4. Use HTTPS everywhere

 

A Primer of Information Theory and Privacy:-

If we ask whether a fact about a person identifies that person, it turns out that the answer isn't simply yes or no. If all I know about a person is their ZIP(Zone Improvement Plan) code, I don't know who they are. If all I know is their date of birth, I don't know who they are. If all I know is their gender, I don't know who they are. But it turns out that if I know these three things about a person, I could probably deduce their identity! Each of the facts is partially identifying. 

There is a mathematical quantity which allows us to measure how close a fact comes to revealing somebody's identity uniquely. That quantity is called entropy, and it's often measured in bits. 

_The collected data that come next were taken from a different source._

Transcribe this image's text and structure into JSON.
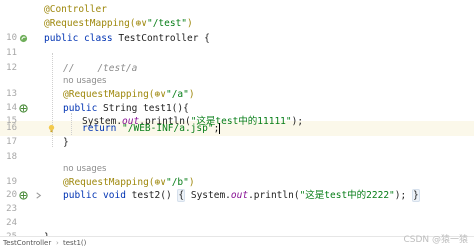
{
  "lines": {
    "l1": {
      "ann": "@Controller"
    },
    "l2": {
      "ann": "@RequestMapping(",
      "icon": "⊕∨",
      "str": "\"/test\"",
      "close": ")"
    },
    "l3": {
      "num": "10",
      "kw": "public class ",
      "rest": "TestController {"
    },
    "l4": {
      "num": "11"
    },
    "l5": {
      "num": "12",
      "comment": "//    /test/a"
    },
    "hint1": {
      "text": "no usages"
    },
    "l6": {
      "num": "13",
      "ann": "@RequestMapping(",
      "icon": "⊕∨",
      "str": "\"/a\"",
      "close": ")"
    },
    "l7": {
      "num": "14",
      "kw": "public ",
      "rest": "String test1(){"
    },
    "l8": {
      "num": "15",
      "pre": "System.",
      "fld": "out",
      "post": ".println(",
      "str": "\"这是test中的11111\"",
      "end": ");"
    },
    "l9": {
      "num": "16",
      "kw": "return ",
      "str": "\"/WEB-INF/a.jsp\"",
      "end": ";"
    },
    "l10": {
      "num": "17",
      "rest": "}"
    },
    "l11": {
      "num": "18"
    },
    "hint2": {
      "text": "no usages"
    },
    "l12": {
      "num": "19",
      "ann": "@RequestMapping(",
      "icon": "⊕∨",
      "str": "\"/b\"",
      "close": ")"
    },
    "l13": {
      "num": "20",
      "kw": "public void ",
      "m": "test2() ",
      "ob": "{",
      "pre": " System.",
      "fld": "out",
      "post": ".println(",
      "str": "\"这是test中的2222\"",
      "end": "); ",
      "cb": "}"
    },
    "l14": {
      "num": "23"
    },
    "l15": {
      "num": "24"
    },
    "l16": {
      "num": "25",
      "rest": "}"
    }
  },
  "breadcrumb": {
    "class": "TestController",
    "sep": "›",
    "method": "test1()"
  },
  "watermark": "CSDN @猿一猿",
  "colors": {
    "annotation": "#9e880d",
    "keyword": "#0033b3",
    "string": "#067d17",
    "field": "#871094",
    "current_line": "#fbf8ea"
  },
  "icons": {
    "bean": "spring-bean-icon",
    "request": "request-mapping-icon",
    "bulb": "intention-bulb-icon",
    "fold": "fold-arrow-icon"
  }
}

if there are two possibilities, there is 1 bit of entropy; if there are four possibilities, there are 2 bits of entropy, etc. Adding one more bit of entropy doubles the number of possibilities. there are around 7 billion humans on the planet, the identity of a random, unknown person contains just under 33 bits of entropy (two to the power of 33 is 8 billion)

There is a formula for this

 ΔS = - log2 Pr(X=x) 

 Where ΔS is the reduction in entropy, measured in bits,and Pr(X=x) is simply the probability that the fact would be true of a random person

 Starsign: ΔS = - log2 Pr(STARSIGN=capricorn) = - log2 (1/12) = 3.58 bits of information
Birthday: ΔS = - log2 Pr(DOB=2nd of January) = -log2 (1/365) = 8.51 bits of information 

 TOR Browser:

- it is simple and easy

- Access website/dark-net with relative anonymity

But this is not the best method Because:

1. We install tor in normal OS like Linux, windows or Mac: This collect data regularly about you to improve user experience or they can collect for other reason also.

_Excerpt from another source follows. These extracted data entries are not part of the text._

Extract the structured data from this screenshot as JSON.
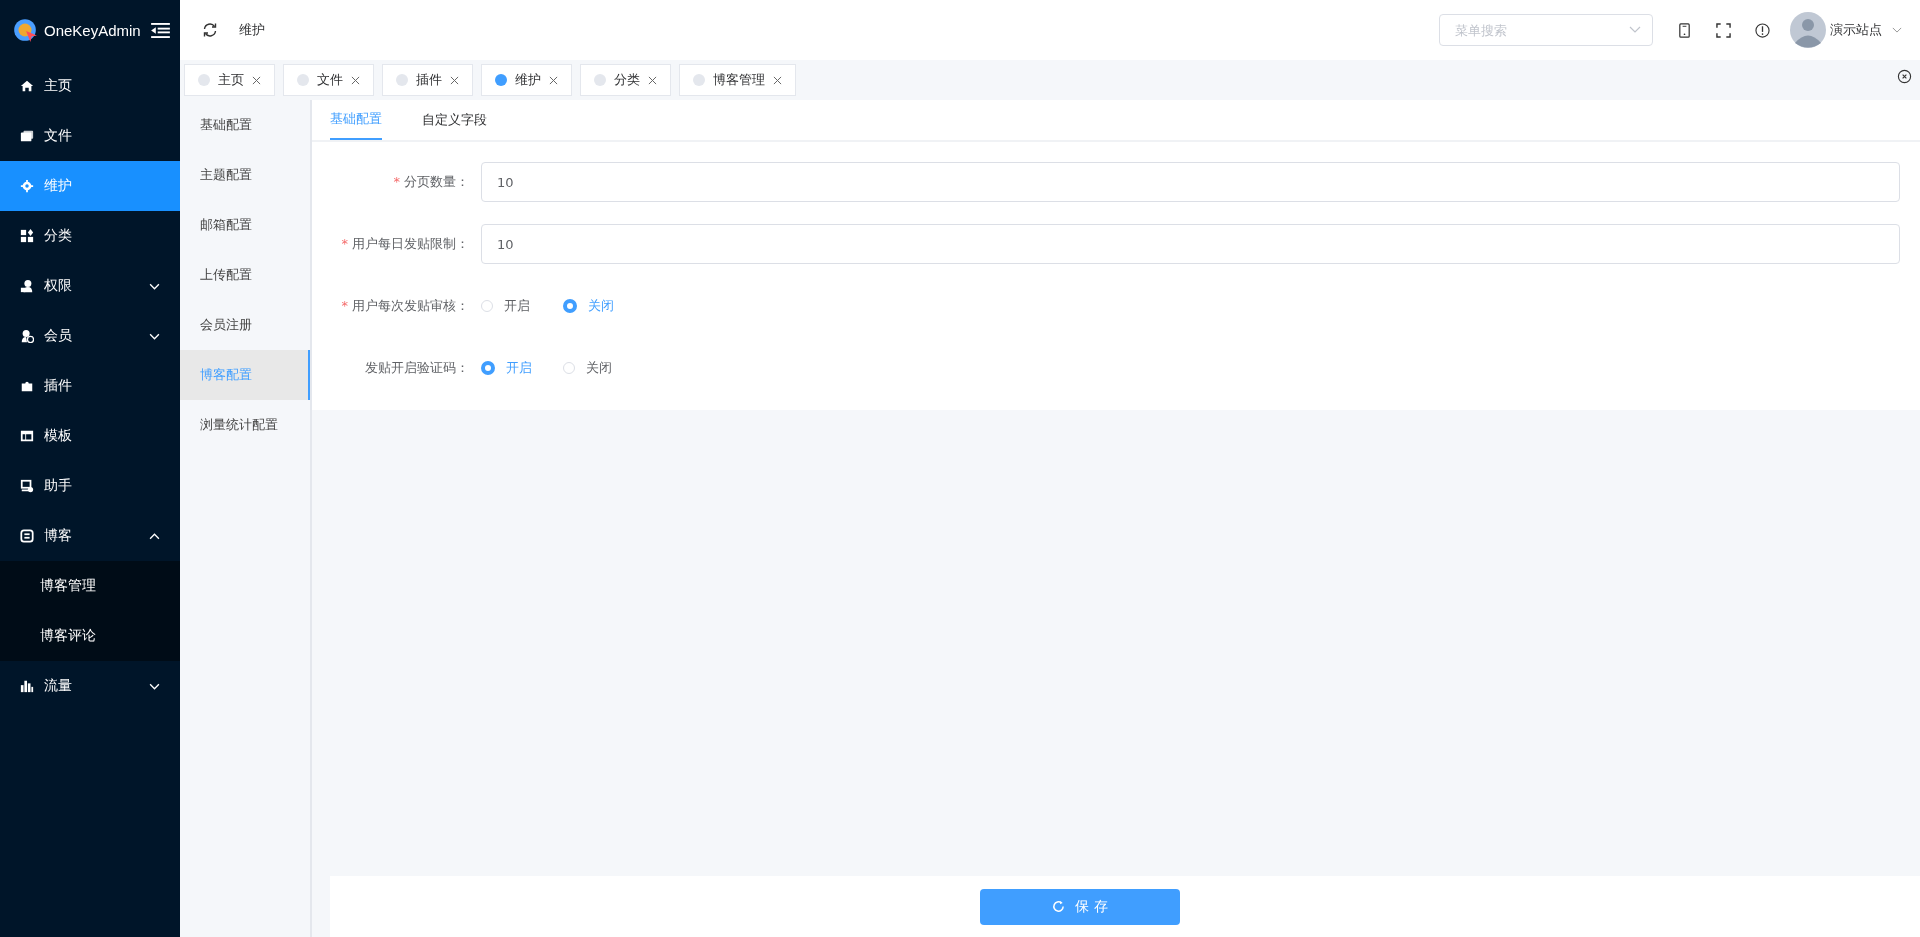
{
  "sidebar": {
    "logo": "OneKeyAdmin",
    "items": [
      {
        "label": "主页",
        "selected": false
      },
      {
        "label": "文件",
        "selected": false
      },
      {
        "label": "维护",
        "selected": true
      },
      {
        "label": "分类",
        "selected": false
      },
      {
        "label": "权限",
        "selected": false,
        "expanded": false
      },
      {
        "label": "会员",
        "selected": false,
        "expanded": false
      },
      {
        "label": "插件",
        "selected": false
      },
      {
        "label": "模板",
        "selected": false
      },
      {
        "label": "助手",
        "selected": false
      },
      {
        "label": "博客",
        "selected": false,
        "expanded": true,
        "children": [
          {
            "label": "博客管理",
            "selected": false
          },
          {
            "label": "博客评论",
            "selected": false
          }
        ]
      },
      {
        "label": "流量",
        "selected": false,
        "expanded": false
      }
    ]
  },
  "header": {
    "breadcrumb": "维护",
    "search": {
      "placeholder": "菜单搜索"
    },
    "user": "演示站点"
  },
  "tabs": [
    {
      "label": "主页",
      "selected": false
    },
    {
      "label": "文件",
      "selected": false
    },
    {
      "label": "插件",
      "selected": false
    },
    {
      "label": "维护",
      "selected": true
    },
    {
      "label": "分类",
      "selected": false
    },
    {
      "label": "博客管理",
      "selected": false
    }
  ],
  "settings_nav": [
    {
      "label": "基础配置",
      "selected": false
    },
    {
      "label": "主题配置",
      "selected": false
    },
    {
      "label": "邮箱配置",
      "selected": false
    },
    {
      "label": "上传配置",
      "selected": false
    },
    {
      "label": "会员注册",
      "selected": false
    },
    {
      "label": "博客配置",
      "selected": true
    },
    {
      "label": "浏量统计配置",
      "selected": false
    }
  ],
  "content_tabs": [
    {
      "label": "基础配置",
      "selected": true
    },
    {
      "label": "自定义字段",
      "selected": false
    }
  ],
  "form": [
    {
      "kind": "input",
      "required_mark": "*",
      "label": "分页数量：",
      "value": "10"
    },
    {
      "kind": "input",
      "required_mark": "*",
      "label": "用户每日发贴限制：",
      "value": "10"
    },
    {
      "kind": "radio",
      "required_mark": "*",
      "label": "用户每次发贴审核：",
      "options": [
        {
          "label": "开启",
          "selected": false
        },
        {
          "label": "关闭",
          "selected": true
        }
      ]
    },
    {
      "kind": "radio",
      "label": "发贴开启验证码：",
      "options": [
        {
          "label": "开启",
          "selected": true
        },
        {
          "label": "关闭",
          "selected": false
        }
      ]
    }
  ],
  "save_button": "保 存"
}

2. Many OS will have some programs installed inside them which will collect regular data about you to improve user experience or can collect for other reason also

So all these data can be used to de-anonymize you and profile you

3. Only tor browser is using tor network but except this all other software are using normal network. So when they leak information you they will leak every details about you.

4. Installed program and OS can leak your data

5. Programs and OS can be exploited to hack your computer and de-anonymize you.

Tails:

- Stands for The amnesic Incognito Live Operating system

- It is Linux based operating system

- Live: It runs entirely from portable storage

- Incognito: all the content will go through tor network. (Private and anonymous). Here all system will works over the Tor network. it is away from the fear of data leak by other programs. 

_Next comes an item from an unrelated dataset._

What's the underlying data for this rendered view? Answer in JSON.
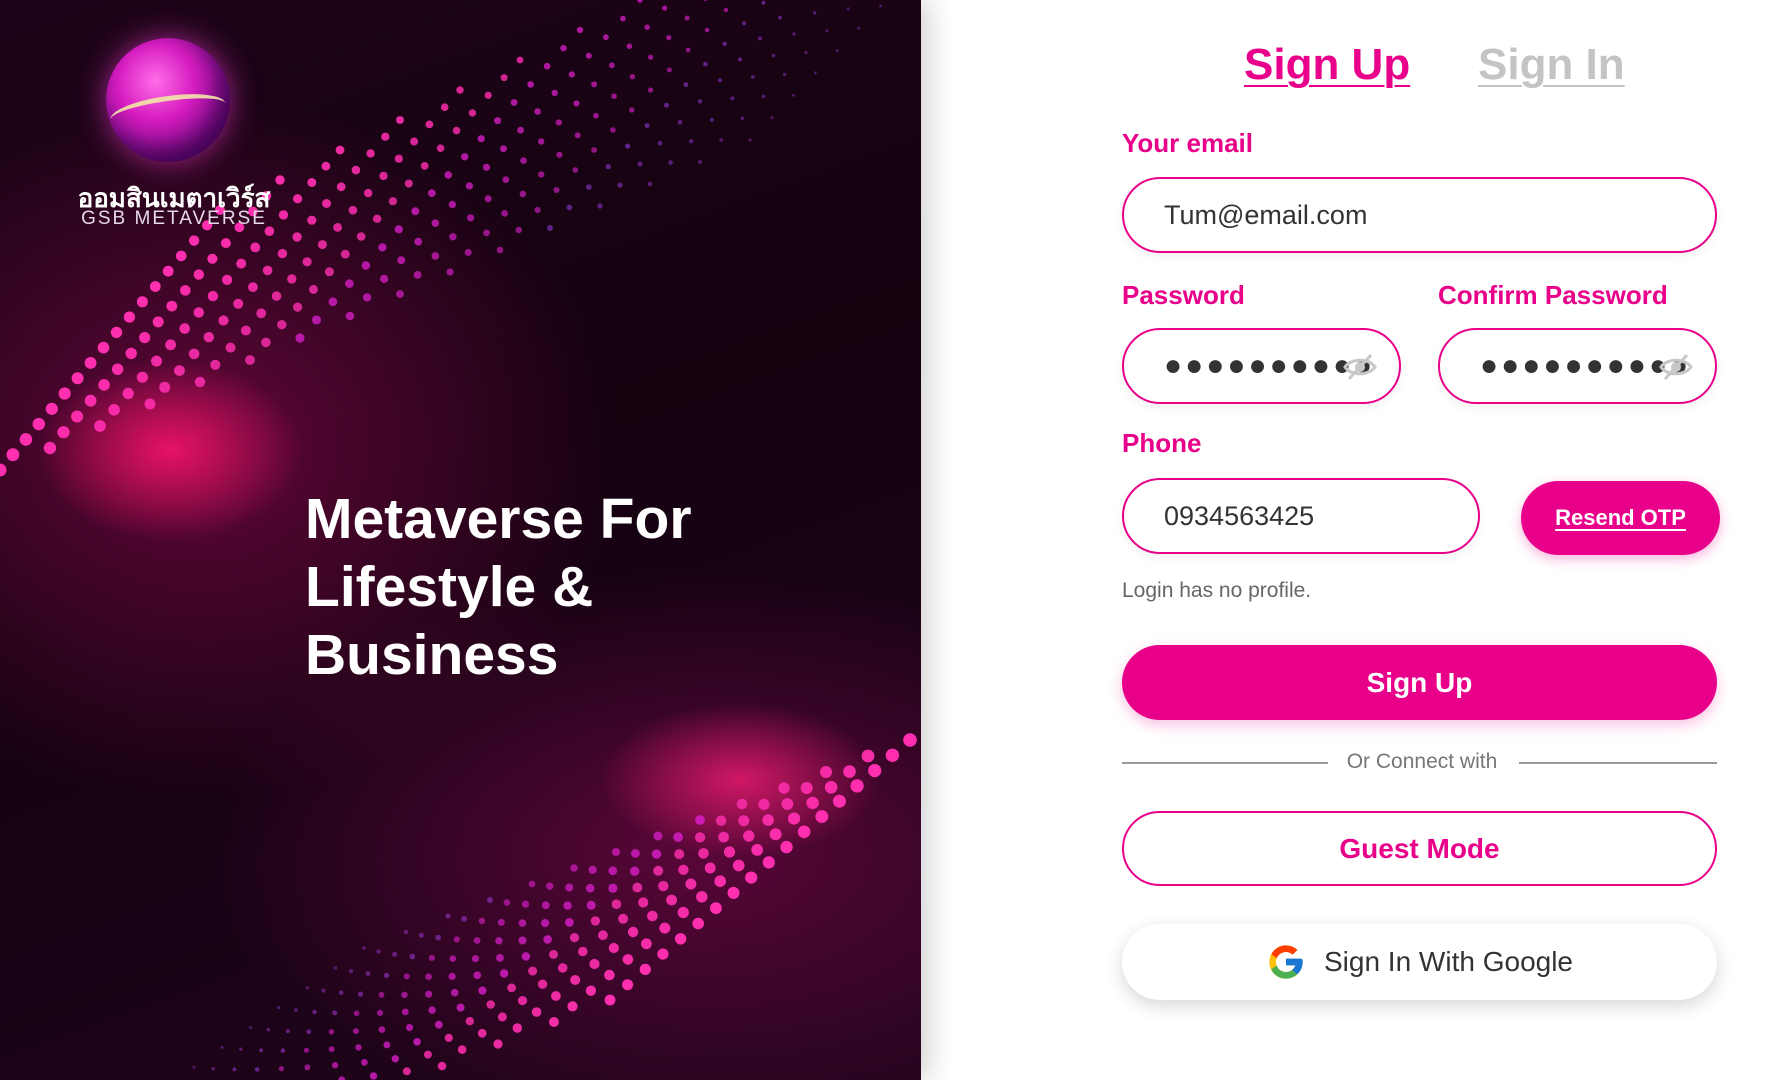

- Amnesic:Tails never touch other storage device except RAM. So once you shutdown your computer all the traces will be wipe out. And there will even not be traces inside the computer even you had use tail operating system inside that computer or if someone manage to inspect your device than after shutting down everything will be flush out.

First option:Tails as Virtual Machine but it loses most of benefits:

1. Not fully live

2. Leave traces: Because in virtual machine it is going to share resources with host machines(Like it can be Linux, Windows or Mac)

3. Not portable: Because you will be able to use only in one device.

4. Not private

5. Not as secure as live

Second option: You can use Tails in DVD and run on any operating system. With this again it will gain all its features like it will be live, leaves no traces and everything will be private

Disadvantages of using by DVD

1. Not portable

2. Not persistence

Third Option: Use in USB stick

- It is the best option because it overcomes almost all the problems faced in above two options.